«Благо разрешился письмом…» Переписка Ф. В. Булгарина - Фаддей Венедиктович Булгарин
Погода у нас для прогулки хорошая – но для земледелия – бич! Засуха! Вот два месяца ни капли дождя! С прошлого года голод[888]: ждем заразы от ядения мяса хворой скотины. Никто ни об чем не заботится. Чудеса.
Я ужасно работаю. Должен кончить четыре сочинения – и за себя, и за честного Полевого[889] – который взял деньги вперед и плюнул в кассу.
Пишите ко мне на досуге. Кланяйтесь своим и не забывайте искренно преданного Вам
Ф. Булгарина.
2 июня 1845
из Богоспасаемого Карлова
18
Почтеннейший Рафаил Михайлович!
Прошу Вас идти сегодня в Италианскую оперу и составить статью об италианской опере, т. е. об ее открытии[890].

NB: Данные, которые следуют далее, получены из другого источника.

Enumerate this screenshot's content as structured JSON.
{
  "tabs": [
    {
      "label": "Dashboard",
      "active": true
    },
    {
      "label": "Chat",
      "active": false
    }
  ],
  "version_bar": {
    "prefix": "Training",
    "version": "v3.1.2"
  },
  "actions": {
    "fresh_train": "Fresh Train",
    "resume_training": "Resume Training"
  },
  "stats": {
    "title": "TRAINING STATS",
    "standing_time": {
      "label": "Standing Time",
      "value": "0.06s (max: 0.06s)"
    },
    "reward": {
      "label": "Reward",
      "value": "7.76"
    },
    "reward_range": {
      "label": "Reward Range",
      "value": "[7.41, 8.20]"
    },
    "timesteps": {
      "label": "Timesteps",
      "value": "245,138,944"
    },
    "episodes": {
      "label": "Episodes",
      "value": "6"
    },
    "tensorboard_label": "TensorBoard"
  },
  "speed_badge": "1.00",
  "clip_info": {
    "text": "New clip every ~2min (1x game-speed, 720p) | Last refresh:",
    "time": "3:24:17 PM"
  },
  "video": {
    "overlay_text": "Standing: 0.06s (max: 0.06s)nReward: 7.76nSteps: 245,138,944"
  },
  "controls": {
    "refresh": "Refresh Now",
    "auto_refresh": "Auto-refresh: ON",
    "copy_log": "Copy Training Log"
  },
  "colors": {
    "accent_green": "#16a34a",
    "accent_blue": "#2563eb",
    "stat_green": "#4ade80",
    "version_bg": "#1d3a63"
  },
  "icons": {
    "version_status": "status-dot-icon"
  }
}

Наш нумер в 4[-м] ряду – 79. Переменили.
При сем, ради бога, прошу вас не превозносить до небес и даже выше небес г-жу Кастеллан, потому только, что кривая рожица ее нравится князю Волконскому[891]! – Вы слишком музыкальны, чтоб не чувствовать, что она второстепенный талант и не может никого привесть в восторг – пением, хотя и имеет хороший сопрано. – Странно, что мы не можем соблюсти одного духа в газете и разногласим на одном листе! Не стесняя вовсе вашей воли, прошу одной справедливости, без оглядки на князей и сильных Земли.
Искренне преданный
Ф. Булгарин
1 октября 1845[892]
19
Почтеннейший Рафаил Михайлович!
Конечно, русский журналист не может требовать того от своих сотрудников, что французы, но все же: est modus in rebus![893] – Будь я сотрудником хоть самого завалящего журнала и чувствуй я себя выше и чином, и умом, и породой самого издателя – все же наведался бы хоть раз в неделю в редакцию: как и что – и предложил бы какую-нибудь мысль, узнал, кто в какой театр идет и проч. Переписка – дело невозможное – вот в неделю я едва удосужился написать к вам. У меня и литература – и дела. Вы ежедневно прогуливаетесь пешком по Невскому проспекту – следовательно, редакция (дом Греча) – вам по дороге[894]. Хоть бы в две недели зайти на 5 минут! В изустных объяснениях много было бы выиграно драгоценного времени!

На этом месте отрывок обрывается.